UPDATE: WESB HAS CLOSED
Bells Corners, forgive me, is not a hot bed of gastronomy. So when an upscale restaurant lasts as long in a corner as littered with fast food outlets as The West End Station Bistro has, it must be doing something right.
One of the pleasures is its successful refurbishing. It had been looking dated, but its new style is sophisticated, open and airy, with contemporary table settings, clean lighting and earthy colours.
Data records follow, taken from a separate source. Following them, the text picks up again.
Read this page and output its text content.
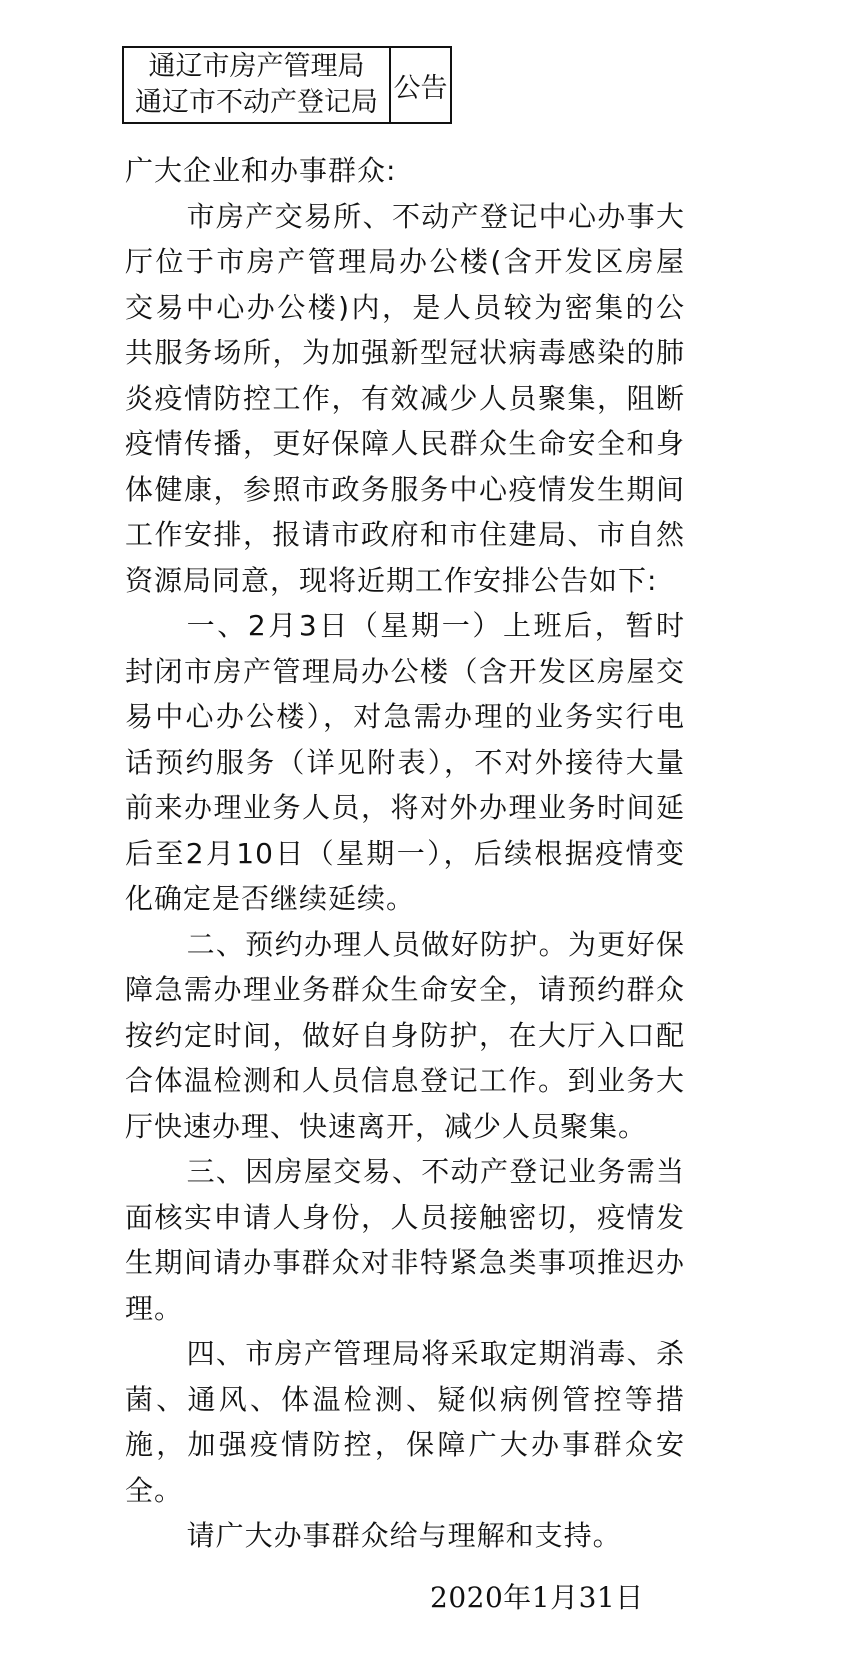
通辽市房产管理局
通辽市不动产登记局 公告

广大企业和办事群众:

市房产交易所、不动产登记中心办事大厅位于市房产管理局办公楼(含开发区房屋交易中心办公楼)内，是人员较为密集的公共服务场所，为加强新型冠状病毒感染的肺炎疫情防控工作，有效减少人员聚集，阻断疫情传播，更好保障人民群众生命安全和身体健康，参照市政务服务中心疫情发生期间工作安排，报请市政府和市住建局、市自然资源局同意，现将近期工作安排公告如下:

一、2月3日（星期一）上班后，暂时封闭市房产管理局办公楼（含开发区房屋交易中心办公楼），对急需办理的业务实行电话预约服务（详见附表），不对外接待大量前来办理业务人员，将对外办理业务时间延后至2月10日（星期一），后续根据疫情变化确定是否继续延续。

二、预约办理人员做好防护。为更好保障急需办理业务群众生命安全，请预约群众按约定时间，做好自身防护，在大厅入口配合体温检测和人员信息登记工作。到业务大厅快速办理、快速离开，减少人员聚集。

三、因房屋交易、不动产登记业务需当面核实申请人身份，人员接触密切，疫情发生期间请办事群众对非特紧急类事项推迟办理。

四、市房产管理局将采取定期消毒、杀菌、通风、体温检测、疑似病例管控等措施，加强疫情防控，保障广大办事群众安全。

请广大办事群众给与理解和支持。

2020年1月31日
Given that it’s plunked in a big mall parking lot, The Station Bistro has also managed, much better than it had before, to repress the sensation of being surrounded by asphalt and automobiles. (Still, I find a window seat not my first choice.)
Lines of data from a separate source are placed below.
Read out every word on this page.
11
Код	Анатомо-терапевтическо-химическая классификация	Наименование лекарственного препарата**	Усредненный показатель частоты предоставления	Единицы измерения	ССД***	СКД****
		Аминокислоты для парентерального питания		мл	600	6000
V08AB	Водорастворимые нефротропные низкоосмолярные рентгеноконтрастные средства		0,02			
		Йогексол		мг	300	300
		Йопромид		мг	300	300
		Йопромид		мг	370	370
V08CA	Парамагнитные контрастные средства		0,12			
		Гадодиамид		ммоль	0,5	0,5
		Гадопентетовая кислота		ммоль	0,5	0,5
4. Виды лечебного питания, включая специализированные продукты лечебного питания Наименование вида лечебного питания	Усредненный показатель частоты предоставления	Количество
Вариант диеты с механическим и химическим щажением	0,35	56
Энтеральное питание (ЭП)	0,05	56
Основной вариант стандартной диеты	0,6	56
It has a convivial wine list – not long, but well assembled, with decent choice by the glass and half bottle, and with solid options for the big and modest spender.
The menu is also commendably concise – six starters, three main dishes, as well as a table d’hote that offers a few more options, available either in a bundled deal, or a la carte. The food is recognizable; it doesn’t break new ground, and almost all of it is fleshy (there’s no joy here for the vegetarian.)
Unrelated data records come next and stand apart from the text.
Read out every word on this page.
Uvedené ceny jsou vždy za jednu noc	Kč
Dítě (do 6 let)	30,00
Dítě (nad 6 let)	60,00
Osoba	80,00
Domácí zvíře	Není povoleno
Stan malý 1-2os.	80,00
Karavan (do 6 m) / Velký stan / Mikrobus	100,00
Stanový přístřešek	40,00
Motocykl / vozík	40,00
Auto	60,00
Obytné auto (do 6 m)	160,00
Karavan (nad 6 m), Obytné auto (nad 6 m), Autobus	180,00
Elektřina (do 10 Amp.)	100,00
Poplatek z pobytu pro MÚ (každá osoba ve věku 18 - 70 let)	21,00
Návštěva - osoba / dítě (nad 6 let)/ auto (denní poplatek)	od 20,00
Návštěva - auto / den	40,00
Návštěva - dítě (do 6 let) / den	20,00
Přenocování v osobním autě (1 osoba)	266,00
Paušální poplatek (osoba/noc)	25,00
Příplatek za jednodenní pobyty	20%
But as successful as it appears to be, The West End Station Bistro has its share of faults. My three visits over the past two months have been tales of some pleasure but also some pain.
The pleasure begins with a steaming bowl of tomato-Cognac soup and a slice of the house-made bread, crusty and flavourful. And ends with the crème brulée with Grand Marnier. And if Chef-owner Jordan Forester gets his hands on more of those rich, meaty “Honey” mussels from BC waters, I’d return for a bowl of those. But on balance, the food has been ho-hum, from the tired Mesclun mix salad and a dry tuna sandwich at lunch, to overcooked duck and fish and pedestrian vegetables at dinner.
We enjoy the salmon one evening, the fish fresh and nicely undercooked, with a crust of goat cheese and herbs. But on another night, the Arctic char tastes fishy and arrives quite overcooked and dry, and the shrimp starter, though generous, tastes of the freezer, in a sauce that amounts to little more than tomato paste and cream. A salad of fresh buffalo milk mozzarella, tomato and basil suffers from tasteless late November tomatoes. The foie gras works better, the delicate liver nicely seared, the blueberry drizzle a pleasant sweet counter.
A rack of lamb arrives perfectly executed to medium rare, juicy and well flavoured, though its sauce is cold, and its vegetable mates are all a bit flawed – too-crusty roast potatoes, undercooked asparagus, under-roasted red pepper, woody carrot. The branch of rosemary that protrudes from every plate doesn’t quite make it better, and for $39, it had better all sing and dance.
I’ve had a charming server and I’ve had an indifferent one.
If I lived or worked in Bells Corners I would be grateful for the West End Station Bistro and the rescue it offers from the bland blocks of prefabricated eateries in its neighbourhood. The question becomes, would I cross town for it? And the answer is probably not. When pitted against the many similarly priced fine-dining restaurants in this city, The West End Station Bistro comes up short. It does some things well enough, but it does a number of other things without any particular distinction. And its prices (table d’hote $49, main dishes in the $20 to $39 range) suggest a level of service that’s more thoughtful and food that’s more accomplished and current.